“女芸人マニア”として知られているお笑いコンビ「馬鹿よ貴方は」の新道竜巳が、これから“馬鹿売れ”しそうな女芸人を紹介するこの連載。今回は、13日に決勝戦が行われる女芸人No.1決定戦「THE W 2025」で、新道が本命に推す女性ピン芸人を紹介する。いよいよ“無冠の帝王”を返上する時が来た!
紺野ぶるまさんは今や、“賞レースで最も活躍している女性ピン芸人”と言っても過言ではありません。それは結果だけを見ても明らかです。

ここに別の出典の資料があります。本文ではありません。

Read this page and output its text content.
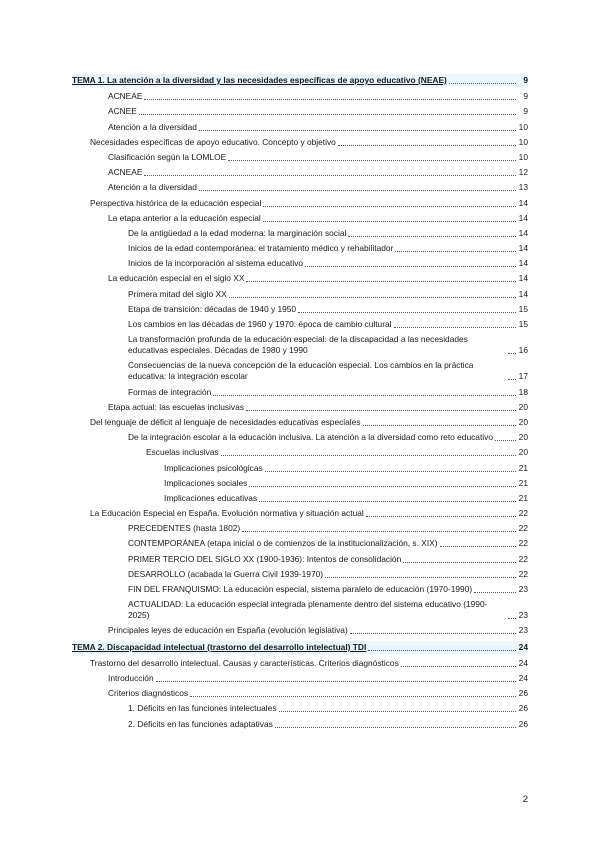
TEMA 1. La atención a la diversidad y las necesidades específicas de apoyo educativo (NEAE)	9
ACNEAE	9
ACNEE	9
Atención a la diversidad	10
Necesidades específicas de apoyo educativo. Concepto y objetivo	10
Clasificación según la LOMLOE	10
ACNEAE	12
Atención a la diversidad	13
Perspectiva histórica de la educación especial	14
La etapa anterior a la educación especial	14
De la antigüedad a la edad moderna: la marginación social	14
Inicios de la edad contemporánea: el tratamiento médico y rehabilitador	14
Inicios de la incorporación al sistema educativo	14
La educación especial en el siglo XX	14
Primera mitad del siglo XX	14
Etapa de transición: décadas de 1940 y 1950	15
Los cambios en las décadas de 1960 y 1970: época de cambio cultural	15
La transformación profunda de la educación especial: de la discapacidad a las necesidades educativas especiales. Décadas de 1980 y 1990	16
Consecuencias de la nueva concepción de la educación especial. Los cambios en la práctica educativa: la integración escolar	17
Formas de integración	18
Etapa actual: las escuelas inclusivas	20
Del lenguaje de déficit al lenguaje de necesidades educativas especiales	20
De la integración escolar a la educación inclusiva. La atención a la diversidad como reto educativo	20
Escuelas inclusivas	20
Implicaciones psicológicas	21
Implicaciones sociales	21
Implicaciones educativas	21
La Educación Especial en España. Evolución normativa y situación actual	22
PRECEDENTES (hasta 1802)	22
CONTEMPORÁNEA (etapa inicial o de comienzos de la institucionalización, s. XIX)	22
PRIMER TERCIO DEL SIGLO XX (1900-1936): Intentos de consolidación	22
DESARROLLO (acabada la Guerra Civil 1939-1970)	22
FIN DEL FRANQUISMO: La educación especial, sistema paralelo de educación (1970-1990)	23
ACTUALIDAD: La educación especial integrada plenamente dentro del sistema educativo (1990-2025)	23
Principales leyes de educación en España (evolución legislativa)	23
TEMA 2. Discapacidad intelectual (trastorno del desarrollo intelectual) TDI	24
Trastorno del desarrollo intelectual. Causas y características. Criterios diagnósticos	24
Introducción	24
Criterios diagnósticos	26
1. Déficits en las funciones intelectuales	26
2. Déficits en las funciones adaptativas	26
2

ぶるまさんが賞レースで頭角を現したのは2017年のこと。ピン芸人日本一決定戦「R―1グランプリ」で初めて準決勝進出したかと思えば、復活ステージを勝ち上がって決勝進出。さらに同年暮れには初めて開催された「THE W」でも決勝に勝ち上がりました。17年以降の戦績は次の通りです。
【R―1】
2017年 決勝進出
2018年 決勝進出
2019年 準決勝
2020年 準決勝
2021年 準決勝
2022~23年 芸歴制限で不出場
2024年 準決勝
2025年 準決勝
【THE W】
2017年 決勝進出
2018年 決勝進出
2019年 決勝進出
2020年 準決勝
2021年 準決勝
2022年 2回戦
2023年 2回戦
2024年 準優勝
さらに漫才日本一決定戦「M―1グランプリ」にもルシファー吉岡とのユニット「ぶるファー吉岡」として出場し、21、22年に準々決勝まで進出しています。
「THE W」で見ると22、23年は2回戦で敗退しましたが、賞レースに毎年出るのも並大抵のことではありません。そのうえ、ぶるまさんは22年に出産をしている。普通なら休んで当然ですが、それでも賞レースに出場する熱量は、選ばれた才能に応えているように見えます。
ぶるまさんの場合、17年にR―1、「THE W」で決勝進出しているので、その後は準決勝に進出しても下り坂に見えてしまう。実際に賞レースの時期になると、今までにない期待を寄せられ、プレッシャーからメンタルを壊す芸人さんも少なくありません。
さらにR―1では21~23年に「芸歴10年以内」という制限がありました。ぶるまさんは芸歴10年目だった21年は出場できましたが、22、23年は出場自体できなくなり、ネタをやる目的を見失ってもおかしくない状況でした。
しかし“賞レース戦闘民族”とも呼ぶべきぶるまさんは「THE W」に出場するのはやめませんでした。20~23年は決勝に進出できず、心が折れてもおかしくない状況なのにネタを磨き続け、昨年は過去最高の準優勝という結果を残した。「すごい」としか言いようがありません。
そして今年の「THE W」では、予選でトップと思えるウケ方で決勝進出。私には「貫禄の横綱相撲」に見えました。「今年の主役」と思わせるような爆笑でしたので、決勝戦では本命に推したいと思います。
ぶるまさんのネタの特長は、漫才師のようにニンが乗っかっていることです。1人コントでも珍しいタイプと言えるでしょう。
コントはネタの中の役を演じるので、ネタによっては全く違うキャラを演じることになるのですが、ぶるまさんのネタは見た目からくる的確な配役だけでなく、言っているセリフが「絶対本音なんだろうな」と思わせる等身大の言葉選び。すべてのネタに共通するブレてない人間力が武器になっているように思います。
その結果、お客さんがついていきやすく「待ってました」と思わせるだけの軸がある。ネタによって人間の極端な変化がない分、連載読み切り漫画のようなワクワク感がある。今回はどんな設定で紺野ぶるまは立ち回るのか? そんなふうにお客さんに思わせる。だから安定して爆笑を取り続けることができるのでしょう。
今年の「THE W」決勝は13日に行われます。決勝にはぶるまさんのほか、ニッチェ、エルフ、とんでもあや、電気ジュース、パンツ万博、もめんと、ヤメピが進出。強豪揃いですが、10年近く賞レースで活躍してきた“無冠の帝王”紺野ぶるまさんが初めてのタイトルを手にする瞬間が見られるのではないでしょうか。
☆しんどう・たつみ 1977年4月15日生まれ、千葉県出身、本名・濱島英治郎。平井“ファラオ”光と組む「馬鹿よ貴方は」として「THE MANZAI」「M―1グランプリ」で決勝進出を果たした実力派。緻密なネタ作りに定評がある一方、女芸人No.1決定戦「THE W」では、予選会場に足しげく通い、ほとんどの出場者のネタを見るほどの“女芸人マニア”。